'Awake Surgery' Gains Popularity


The thought of surgery is gruesome, but just imagine being awake while tangerine-sized flaps of your skull are cut open.

Awake surgery is becoming more and more popular with both surgeons and patients. It can be more precise and less damaging compared to traditional surgery, in which a patient is placed under anesthesia.

This type of surgery was first introduced decades ago for patients who suffered from epilepsy. Patients were kept awake and alert during surgery to ensure that the surgeons were removing the parts of brain that were causing seizures rather than the healthy parts.

Now, thanks to recent innovations, awake surgery is more frequently used to treat various forms of brain tumors. Brain-mapping technology and highly complex anesthetics have allowed specialists to feel comfortable keeping their patients awake during surgery. Specifically, brain-mapping technology creates a precise digital replica of the layout of a person’s brain. Due to such technologies, removing certain kinds of brain tumors while patients are fully sedated is not even considered an option anymore.

Recently, surgeons have used awake surgery to remove tumors that threaten the areas of the brain that control a person's movement, behavior, senses, memory, emotions, hearing, interpretation, balance, and coordination. While the patient is under anesthesia, the surgeon removes the tumor based on their patient’s ability to complete certain tasks, like answering basic math questions. By keeping the patient awake and asking them to complete such tasks, the surgeon can protect important areas of the brain while removing the threatening growth. Damage to any region of the brain can leave a patient vulnerable to loss of function.
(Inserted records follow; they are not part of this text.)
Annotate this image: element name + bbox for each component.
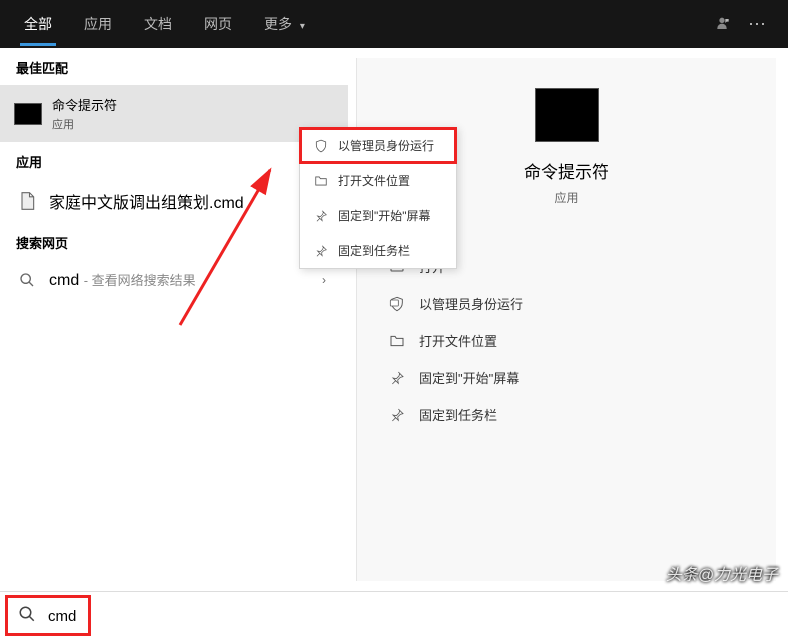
feedback-icon[interactable]	[714, 15, 730, 34]
cmd-file-icon	[17, 191, 37, 211]
chevron-right-icon[interactable]: ›	[314, 273, 334, 287]
action-pin-taskbar-label: 固定到任务栏	[419, 405, 497, 424]
cm-pin-start-label: 固定到"开始"屏幕	[338, 207, 431, 224]
cmd-thumb-icon	[14, 103, 42, 125]
cm-pin-start[interactable]: 固定到"开始"屏幕	[300, 198, 456, 233]
result-best-match[interactable]: 命令提示符 应用	[0, 85, 348, 142]
dots-icon[interactable]: ⋯	[748, 14, 768, 35]
search-bar	[0, 591, 788, 640]
preview-thumb-icon	[535, 88, 599, 142]
cm-run-admin-label: 以管理员身份运行	[338, 137, 434, 154]
action-pin-start-label: 固定到"开始"屏幕	[419, 368, 519, 387]
search-input[interactable]	[48, 608, 774, 625]
admin-shield-icon	[312, 139, 330, 153]
result-title: 命令提示符	[52, 95, 117, 114]
tab-web[interactable]: 网页	[188, 2, 248, 46]
section-best-match: 最佳匹配	[0, 48, 348, 85]
cm-pin-taskbar-label: 固定到任务栏	[338, 242, 410, 259]
chevron-down-icon: ▾	[300, 21, 305, 32]
action-pin-start[interactable]: 固定到"开始"屏幕	[377, 359, 756, 396]
tab-more-label: 更多	[264, 16, 292, 32]
results-panel: 最佳匹配 命令提示符 应用 应用 家庭中文版调出组策划.cmd › 搜索网页 c…	[0, 48, 348, 591]
search-tabs: 全部 应用 文档 网页 更多 ▾ ⋯	[0, 0, 788, 48]
search-icon	[14, 605, 48, 628]
result-app-title: 家庭中文版调出组策划.cmd	[49, 189, 244, 213]
folder-icon	[387, 333, 407, 349]
action-run-admin[interactable]: 以管理员身份运行	[377, 285, 756, 322]
section-web: 搜索网页	[0, 223, 348, 260]
result-app-file[interactable]: 家庭中文版调出组策划.cmd ›	[0, 179, 348, 223]
web-result-prefix: cmd	[49, 272, 79, 289]
action-open-location[interactable]: 打开文件位置	[377, 322, 756, 359]
pin-icon	[387, 407, 407, 423]
action-open-location-label: 打开文件位置	[419, 331, 497, 350]
preview-title: 命令提示符	[524, 158, 609, 183]
result-web-search[interactable]: cmd - 查看网络搜索结果 ›	[0, 260, 348, 300]
preview-subtitle: 应用	[554, 189, 578, 206]
cm-pin-taskbar[interactable]: 固定到任务栏	[300, 233, 456, 268]
tab-all[interactable]: 全部	[8, 2, 68, 46]
pin-icon	[387, 370, 407, 386]
admin-shield-icon	[387, 296, 407, 312]
section-apps: 应用	[0, 142, 348, 179]
action-run-admin-label: 以管理员身份运行	[419, 294, 523, 313]
cm-open-location[interactable]: 打开文件位置	[300, 163, 456, 198]
result-subtitle: 应用	[52, 116, 117, 132]
web-result-suffix: 查看网络搜索结果	[92, 273, 196, 288]
folder-icon	[312, 174, 330, 188]
search-icon	[19, 272, 35, 288]
tab-more[interactable]: 更多 ▾	[248, 2, 321, 46]
context-menu: 以管理员身份运行 打开文件位置 固定到"开始"屏幕 固定到任务栏	[299, 127, 457, 269]
tab-apps[interactable]: 应用	[68, 2, 128, 46]
action-pin-taskbar[interactable]: 固定到任务栏	[377, 396, 756, 433]
pin-icon	[312, 209, 330, 223]
cm-run-admin[interactable]: 以管理员身份运行	[300, 128, 456, 163]
tab-docs[interactable]: 文档	[128, 2, 188, 46]
cm-open-location-label: 打开文件位置	[338, 172, 410, 189]
pin-icon	[312, 244, 330, 258]
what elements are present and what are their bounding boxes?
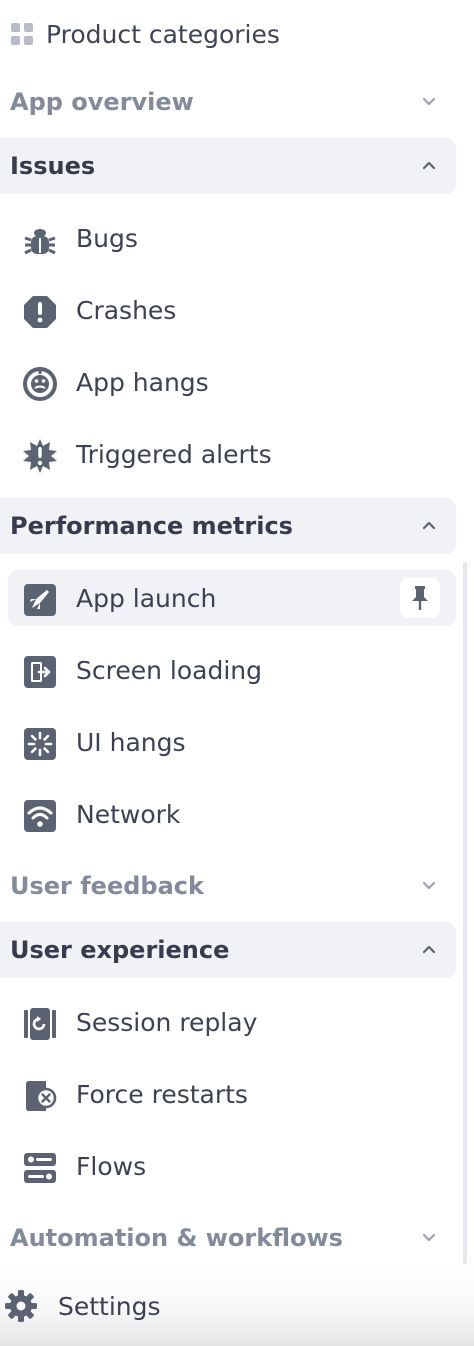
section-performance-metrics[interactable]: Performance metrics	[0, 498, 456, 554]
nav-item-force-restarts[interactable]: Force restarts	[8, 1066, 456, 1122]
nav-item-label: Bugs	[76, 223, 138, 253]
chevron-up-icon	[418, 941, 440, 959]
section-user-feedback[interactable]: User feedback	[0, 858, 456, 914]
section-label: Issues	[10, 152, 96, 180]
section-automation-workflows[interactable]: Automation & workflows	[0, 1210, 456, 1266]
chevron-down-icon	[418, 877, 440, 895]
nav-item-flows[interactable]: Flows	[8, 1138, 456, 1194]
nav-item-ui-hangs[interactable]: UI hangs	[8, 714, 456, 770]
settings-footer[interactable]: Settings	[0, 1266, 474, 1346]
nav-item-screen-loading[interactable]: Screen loading	[8, 642, 456, 698]
section-label: Performance metrics	[10, 512, 293, 540]
section-user-experience[interactable]: User experience	[0, 922, 456, 978]
nav-item-label: UI hangs	[76, 727, 186, 757]
rocket-icon	[22, 582, 58, 618]
nav-item-bugs[interactable]: Bugs	[8, 210, 456, 266]
nav-item-crashes[interactable]: Crashes	[8, 282, 456, 338]
settings-label: Settings	[58, 1291, 161, 1321]
nav-item-label: Flows	[76, 1151, 147, 1181]
nav-item-triggered-alerts[interactable]: Triggered alerts	[8, 426, 456, 482]
section-label: Automation & workflows	[10, 1224, 343, 1252]
gear-icon	[4, 1289, 38, 1323]
chevron-down-icon	[418, 93, 440, 111]
replay-icon	[22, 1006, 58, 1042]
scrollbar[interactable]	[463, 562, 467, 1264]
section-label: App overview	[10, 88, 194, 116]
sidebar-header: Product categories	[0, 0, 474, 68]
flows-icon	[22, 1150, 58, 1186]
nav-item-label: Force restarts	[76, 1079, 248, 1109]
chevron-up-icon	[418, 517, 440, 535]
nav-item-session-replay[interactable]: Session replay	[8, 994, 456, 1050]
nav-item-label: Triggered alerts	[76, 439, 272, 469]
bug-icon	[22, 222, 58, 258]
nav-item-app-hangs[interactable]: App hangs	[8, 354, 456, 410]
section-issues[interactable]: Issues	[0, 138, 456, 194]
nav-item-label: Screen loading	[76, 655, 262, 685]
section-app-overview[interactable]: App overview	[0, 74, 456, 130]
alert-octagon-icon	[22, 294, 58, 330]
starburst-alert-icon	[22, 438, 58, 474]
nav-item-network[interactable]: Network	[8, 786, 456, 842]
spinner-icon	[22, 726, 58, 762]
pin-icon	[412, 586, 428, 610]
nav-item-label: Network	[76, 799, 181, 829]
hang-gauge-icon	[22, 366, 58, 402]
grid-icon	[10, 22, 34, 46]
force-restart-icon	[22, 1078, 58, 1114]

Though it is called awake surgery, this treatment actually includes periods of being awake and asleep. After gathering data from the patient, the surgeon draws out a plan of where they are going to cut using the replica created by brain-mapping technology. Once it is time to operate, the patient receives a dose of propofol large enough to cause the patient to fall asleep so the growth can be removed. The process of gathering data while the patient is awake and then putting the patient to sleep to remove a growth may be repeated several times during one procedure to remove a growth completely.

New drugs and techniques are used to control the patient’s conscious and unconscious states. Patients can move between being awake and asleep in a matter of minutes, in fact. It is almost like flipping a light switch, said Dr. Robert Harbaugh, Director of the Neuroscience Institute at Penn State and President of the American Association of Neurological Surgeons. The technology has even created the option for one patient to play the violin while a surgeon operates to ensure that the patient's ability to play will not be affected.

One big concern many patients have about awake surgery is whether or not participating patients will feel anything. However, neurons in the brain do not have pain receptors, and if the scalp is properly numbed, patients will not feel anything the surgeon is doing.

Awake surgery has now gone beyond the brain. It is also used during surgeries involving the head, neck, and spinal cords. Similar to open brain surgery, spinal patients are asked to wiggle their toes to ensure the safety of critical motor nerves along the spine. Though the idea of awake surgery might scare some, evidence suggests it maybe helpful or even increasingly necessary in the future.